When and why is it important to route with polygons vs. traces?

Question

I'm (still) a relative beginner in PCB layout. I'm trying to understand in what scenarios it's important to route with polygon areas instead of traces, and in those scenarios, just how important it really is - and why. X/Y disclaimer: the motivation for my question is that the tool I currently use, EAGLE, isn't great at polygons - it's quite a pain: it takes more time, is much more fragile, and I want to learn if and when I can or even should be lazy and use traces.

Consider the following simple layout problem: an LDO (LDL1117) in a SOT-223-4 package with input and output capacitors:

Let's assume a 4-layer board with GND and 3.3 V planes to which we can drop with vias. I would route this as follows (please feel free to critique - I am open to learning):

(Later I'd also pour GND on the top layer, which would "wash out" the GND trace from U1.1 to C2.)

But when I look at "professional" designs, I more often see something like this (again, critique welcome):

I can think of the following pros/cons:

• Higher current-carrying capacity with the polygon areas with less temperature rise.
• For higher frequency signals, lower loop area since the current has more area available to seek the lowest-impedance path.
• Solderability - I think the polygon areas will increase heat sinking and make it harder to hand-solder (more heat required). I'm not sure if there is any impact with professional reflow / wave soldering processes.

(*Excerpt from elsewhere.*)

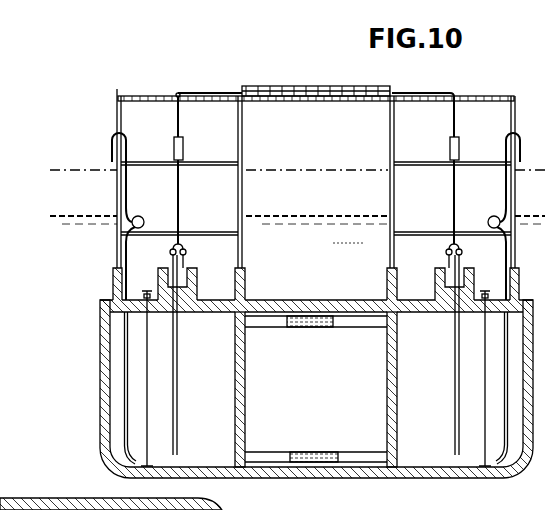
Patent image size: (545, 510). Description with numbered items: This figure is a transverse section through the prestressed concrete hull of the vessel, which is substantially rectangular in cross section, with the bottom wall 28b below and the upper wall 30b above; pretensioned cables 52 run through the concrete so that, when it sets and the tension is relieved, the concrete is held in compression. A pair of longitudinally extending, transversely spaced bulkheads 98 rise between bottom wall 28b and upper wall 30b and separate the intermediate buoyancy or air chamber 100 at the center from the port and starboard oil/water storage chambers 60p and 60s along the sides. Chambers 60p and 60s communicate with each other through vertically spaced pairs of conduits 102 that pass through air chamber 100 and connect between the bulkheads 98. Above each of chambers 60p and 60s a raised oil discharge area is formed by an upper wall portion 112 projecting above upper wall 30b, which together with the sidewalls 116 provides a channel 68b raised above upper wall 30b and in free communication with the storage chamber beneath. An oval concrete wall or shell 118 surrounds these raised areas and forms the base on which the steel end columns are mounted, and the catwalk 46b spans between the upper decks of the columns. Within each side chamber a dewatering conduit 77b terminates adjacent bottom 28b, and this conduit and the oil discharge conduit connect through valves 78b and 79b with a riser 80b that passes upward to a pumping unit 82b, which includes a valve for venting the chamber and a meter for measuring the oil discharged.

Let's look at a more complex example, this time using the ultra-low-noise, ultra-high-PSRR LT3024 LDO. The evaluation board has the following layout¹:

I can reproduce this in EAGLE, but it's such a pain that I find myself wishing I could just do this² instead (this is my mockup, and my reference designators match those of the evaluation board):

So just how much am I sacrificing if I choose to be lazy and use traces instead of polygons? If I have a relatively low-frequency, low-current (< 200 mA in the LT3024 example) circuit, does it really matter? Why, or why not?

_{¹ I've studied the datasheet and evaluation board extensively, and I'm aware of the "special techniques" recommended, such as Kelvin-connecting the output capacitor and stacking the input + and - traces to cancel EMI when post-regulating DC/DCs.}

_{² I noticed I have "U1" silkscreened on a pad. I would fix this in a real design, but I don't think it's necessary to take the time to update the image. Sorry if this bothers you! ;)}

Answer 1

Lots of application-specific reasons but in your example, the big driver is thermal considerations. From the datasheet:

For surface mount devices, heat sinking is accomplished by using the heat spreading capabilities of the PCB and its copper traces. Copper board stiffeners and plated through- holes can also be used to spread the heat generated by the regulator.

And:

The undersides of the DFN and MSOP packages have exposed metal from the lead frame to the die attachment. Both packages allow heat to directly transfer from the die junction to the PCB metal to limit maximum operating junction temperature.

That's why you have a big polygon with a lot of vias in it under the package. For the input and output pins, the datasheet doesn't have any special notes on it, though some do. 200mA is small enough that you wouldn't have to do anything special with trace width in terms of current carrying, but connections to filtering or decoupling capacitors should be low-impedance. Increasing trace width lowers the impedance, which is also why I suspect SET has a polygon on it. Of course, polygons generally have variable effective width as you traverse them so the resulting variations in impedance may not be desirable.

In general, I would start by looking very closely at the datasheet for whichever part is in question. Your LT3042 has a note to look at the DC2246B's datasheet for layout details, which is where you can see the split capacitor layout for C2. Then, I would see if any of the big manufacturers have white papers or app notes regarding layout of the type of component. For example, there's lots of generally-applicable information about switching regulators which are arguably much more picky about which polygons go where.